- New Zealand A / India A
- Dates: 16 November – 11 December 2018
- Captains: Will Young (FC) Corey Anderson (LAs) / Ajinkya Rahane (1st FC) Karun Nair (2nd,3rd FC) Manish Pandey (LAs)

FC series
- Result: 3-match series drawn 0–0
- Most runs: Will Young (189) / Mayank Agarwal (149)
- Most wickets: Doug Bracewell (8) / Krishnappa Gowtham (9)

LA series
- Result: India A won the 3-match series 3–0
- Most runs: George Worker (143) / Vijay Shankar (188)
- Most wickets: Hamish Bennett (5) / Siddarth Kaul (7)

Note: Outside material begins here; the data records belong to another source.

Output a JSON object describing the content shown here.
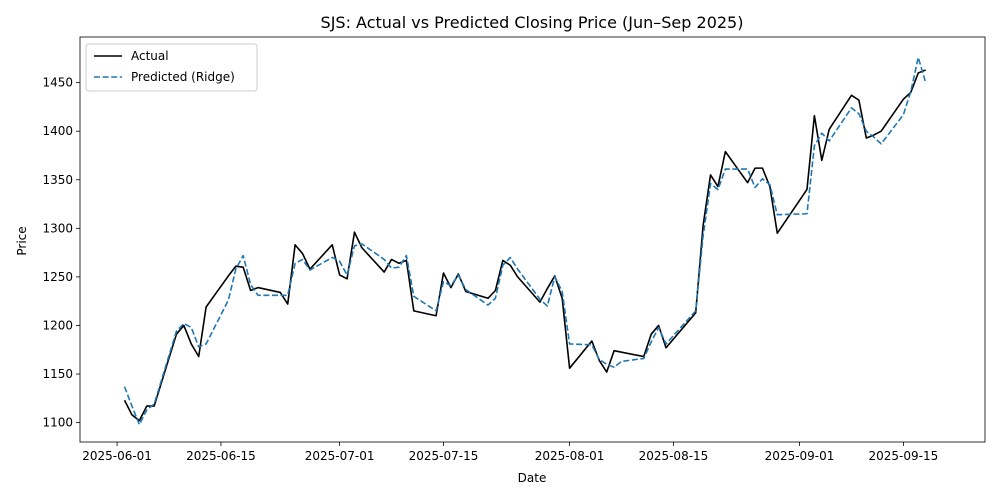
{
  "chart_data": {
    "type": "line",
    "title": "SJS: Actual vs Predicted Closing Price (Jun–Sep 2025)",
    "xlabel": "Date",
    "ylabel": "Price",
    "xlim": [
      "2025-05-27",
      "2025-09-26"
    ],
    "ylim": [
      1080,
      1497
    ],
    "x_ticks": [
      "2025-06-01",
      "2025-06-15",
      "2025-07-01",
      "2025-07-15",
      "2025-08-01",
      "2025-08-15",
      "2025-09-01",
      "2025-09-15"
    ],
    "y_ticks": [
      1100,
      1150,
      1200,
      1250,
      1300,
      1350,
      1400,
      1450
    ],
    "grid": false,
    "legend": "top-left",
    "series": [
      {
        "name": "Actual",
        "color": "#000000",
        "style": "solid",
        "points": [
          [
            "2025-06-02",
            1123
          ],
          [
            "2025-06-03",
            1108
          ],
          [
            "2025-06-04",
            1102
          ],
          [
            "2025-06-05",
            1117
          ],
          [
            "2025-06-06",
            1117
          ],
          [
            "2025-06-09",
            1191
          ],
          [
            "2025-06-10",
            1200
          ],
          [
            "2025-06-11",
            1181
          ],
          [
            "2025-06-12",
            1168
          ],
          [
            "2025-06-13",
            1219
          ],
          [
            "2025-06-16",
            1251
          ],
          [
            "2025-06-17",
            1261
          ],
          [
            "2025-06-18",
            1260
          ],
          [
            "2025-06-19",
            1236
          ],
          [
            "2025-06-20",
            1239
          ],
          [
            "2025-06-23",
            1234
          ],
          [
            "2025-06-24",
            1222
          ],
          [
            "2025-06-25",
            1283
          ],
          [
            "2025-06-26",
            1274
          ],
          [
            "2025-06-27",
            1258
          ],
          [
            "2025-06-30",
            1283
          ],
          [
            "2025-07-01",
            1252
          ],
          [
            "2025-07-02",
            1248
          ],
          [
            "2025-07-03",
            1296
          ],
          [
            "2025-07-04",
            1280
          ],
          [
            "2025-07-07",
            1255
          ],
          [
            "2025-07-08",
            1268
          ],
          [
            "2025-07-09",
            1264
          ],
          [
            "2025-07-10",
            1267
          ],
          [
            "2025-07-11",
            1215
          ],
          [
            "2025-07-14",
            1210
          ],
          [
            "2025-07-15",
            1254
          ],
          [
            "2025-07-16",
            1239
          ],
          [
            "2025-07-17",
            1253
          ],
          [
            "2025-07-18",
            1235
          ],
          [
            "2025-07-21",
            1228
          ],
          [
            "2025-07-22",
            1236
          ],
          [
            "2025-07-23",
            1267
          ],
          [
            "2025-07-24",
            1262
          ],
          [
            "2025-07-25",
            1250
          ],
          [
            "2025-07-28",
            1224
          ],
          [
            "2025-07-29",
            1238
          ],
          [
            "2025-07-30",
            1251
          ],
          [
            "2025-07-31",
            1228
          ],
          [
            "2025-08-01",
            1156
          ],
          [
            "2025-08-04",
            1184
          ],
          [
            "2025-08-05",
            1164
          ],
          [
            "2025-08-06",
            1152
          ],
          [
            "2025-08-07",
            1174
          ],
          [
            "2025-08-11",
            1168
          ],
          [
            "2025-08-12",
            1191
          ],
          [
            "2025-08-13",
            1200
          ],
          [
            "2025-08-14",
            1177
          ],
          [
            "2025-08-18",
            1213
          ],
          [
            "2025-08-19",
            1303
          ],
          [
            "2025-08-20",
            1355
          ],
          [
            "2025-08-21",
            1343
          ],
          [
            "2025-08-22",
            1379
          ],
          [
            "2025-08-25",
            1347
          ],
          [
            "2025-08-26",
            1362
          ],
          [
            "2025-08-27",
            1362
          ],
          [
            "2025-08-28",
            1343
          ],
          [
            "2025-08-29",
            1295
          ],
          [
            "2025-09-02",
            1340
          ],
          [
            "2025-09-03",
            1416
          ],
          [
            "2025-09-04",
            1370
          ],
          [
            "2025-09-05",
            1402
          ],
          [
            "2025-09-08",
            1437
          ],
          [
            "2025-09-09",
            1432
          ],
          [
            "2025-09-10",
            1393
          ],
          [
            "2025-09-11",
            1396
          ],
          [
            "2025-09-12",
            1400
          ],
          [
            "2025-09-15",
            1433
          ],
          [
            "2025-09-16",
            1440
          ],
          [
            "2025-09-17",
            1460
          ],
          [
            "2025-09-18",
            1463
          ]
        ]
      },
      {
        "name": "Predicted (Ridge)",
        "color": "#1f77b4",
        "style": "dashed",
        "points": [
          [
            "2025-06-02",
            1137
          ],
          [
            "2025-06-03",
            1117
          ],
          [
            "2025-06-04",
            1098
          ],
          [
            "2025-06-05",
            1113
          ],
          [
            "2025-06-06",
            1119
          ],
          [
            "2025-06-09",
            1194
          ],
          [
            "2025-06-10",
            1202
          ],
          [
            "2025-06-11",
            1198
          ],
          [
            "2025-06-12",
            1178
          ],
          [
            "2025-06-13",
            1181
          ],
          [
            "2025-06-16",
            1226
          ],
          [
            "2025-06-17",
            1258
          ],
          [
            "2025-06-18",
            1272
          ],
          [
            "2025-06-19",
            1242
          ],
          [
            "2025-06-20",
            1231
          ],
          [
            "2025-06-23",
            1231
          ],
          [
            "2025-06-24",
            1231
          ],
          [
            "2025-06-25",
            1264
          ],
          [
            "2025-06-26",
            1268
          ],
          [
            "2025-06-27",
            1257
          ],
          [
            "2025-06-30",
            1270
          ],
          [
            "2025-07-01",
            1266
          ],
          [
            "2025-07-02",
            1252
          ],
          [
            "2025-07-03",
            1282
          ],
          [
            "2025-07-04",
            1284
          ],
          [
            "2025-07-07",
            1268
          ],
          [
            "2025-07-08",
            1259
          ],
          [
            "2025-07-09",
            1260
          ],
          [
            "2025-07-10",
            1272
          ],
          [
            "2025-07-11",
            1230
          ],
          [
            "2025-07-14",
            1215
          ],
          [
            "2025-07-15",
            1245
          ],
          [
            "2025-07-16",
            1241
          ],
          [
            "2025-07-17",
            1252
          ],
          [
            "2025-07-18",
            1237
          ],
          [
            "2025-07-21",
            1221
          ],
          [
            "2025-07-22",
            1228
          ],
          [
            "2025-07-23",
            1262
          ],
          [
            "2025-07-24",
            1270
          ],
          [
            "2025-07-25",
            1258
          ],
          [
            "2025-07-28",
            1227
          ],
          [
            "2025-07-29",
            1220
          ],
          [
            "2025-07-30",
            1250
          ],
          [
            "2025-07-31",
            1235
          ],
          [
            "2025-08-01",
            1181
          ],
          [
            "2025-08-04",
            1180
          ],
          [
            "2025-08-05",
            1165
          ],
          [
            "2025-08-06",
            1160
          ],
          [
            "2025-08-07",
            1157
          ],
          [
            "2025-08-08",
            1163
          ],
          [
            "2025-08-11",
            1166
          ],
          [
            "2025-08-12",
            1183
          ],
          [
            "2025-08-13",
            1198
          ],
          [
            "2025-08-14",
            1181
          ],
          [
            "2025-08-18",
            1215
          ],
          [
            "2025-08-19",
            1292
          ],
          [
            "2025-08-20",
            1346
          ],
          [
            "2025-08-21",
            1340
          ],
          [
            "2025-08-22",
            1361
          ],
          [
            "2025-08-25",
            1361
          ],
          [
            "2025-08-26",
            1342
          ],
          [
            "2025-08-27",
            1351
          ],
          [
            "2025-08-28",
            1345
          ],
          [
            "2025-08-29",
            1314
          ],
          [
            "2025-09-02",
            1315
          ],
          [
            "2025-09-03",
            1385
          ],
          [
            "2025-09-04",
            1398
          ],
          [
            "2025-09-05",
            1390
          ],
          [
            "2025-09-08",
            1424
          ],
          [
            "2025-09-09",
            1418
          ],
          [
            "2025-09-10",
            1400
          ],
          [
            "2025-09-11",
            1394
          ],
          [
            "2025-09-12",
            1387
          ],
          [
            "2025-09-15",
            1417
          ],
          [
            "2025-09-16",
            1441
          ],
          [
            "2025-09-17",
            1476
          ],
          [
            "2025-09-18",
            1450
          ]
        ]
      }
    ]
  }
}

= Indian A cricket team in New Zealand in 2018–19 =

Cricket tournament

The India A cricket team toured New Zealand in November - December 2018 to play 3 first-class matches and 3 List-A matches against the New Zealand A cricket team. BCCI included Rohit Sharma, Murali Vijay and Ajinkya Rahane for India's first four-dayer match as a preparation for senior team's tour to Australia.

== Squads ==

| First-class |  | List-A |  |
|---|---|---|---|
| NZL New Zealand A | IND India A | NZL New Zealand A | IND India A |
| Will Young (c); George Worker; Tim Seifert (wk); Glenn Phillips (wk); Rachin Ravindra; Dane Cleaver (wk); Doug Bracewell; Kyle Jamieson; Seth Rance; Blair Tickner; Scott Kuggeleijn; Logan van Beek; Theo van Woerkom; Cam Fletcher; Lockie Ferguson; | Ajinkya Rahane (c) (Only 1st FC match); Karun Nair (c) (For 2 & 3 FC matches); Murali Vijay (Only 1st FC match); Ravikumar Samarth; Prithvi Shaw (Only 1st FC match); Rohit Sharma; Mayank Agarwal; Hanuma Vihari (Only 1st FC match); Parthiv Patel (wk) (Only 1st FC match); Krishnappa Gowtham; Shahbaz Nadeem; Mohammed Siraj; Navdeep Saini; Abhimanyu Easwaran; Deepak Chahar; Rajneesh Gurbani; Vijay Shankar; Srikar Bharat (wk); Ankit Bawne; Shubman Gill; Ishan Kishan (wk); | Corey Anderson (c); Will Young; George Worker; Tim Seifert (wk); Rachin Ravindra; James Neesham; Doug Bracewell; Hamish Rutherford; Seth Rance; Hamish Bennett; Cole McConchie; Daryl Mitchell; Lockie Ferguson; | Manish Pandey (c); Mayank Agarwal; Anmolpreet Singh; Shubman Gill; Shreyas Iyer; Ankit Bawne; Hardik Pandya; Ishan Kishan (wk); Axar Patel; Krunal Pandya; Siddarth Kaul; Washington Sundar; Deepak Chahar; Khaleel Ahmed; Navdeep Saini; Vijay Shankar; Krishnappa Gowtham; |

Initially Rohit Sharma was selected for the first four-day match but was later rested because of constant workload. Hardik Pandya was selected for the limited overs series, but due to his slower-than expected recovery from his back injury, he was pulled out of the team and asked to prove his fitness in the Ranji Trophy.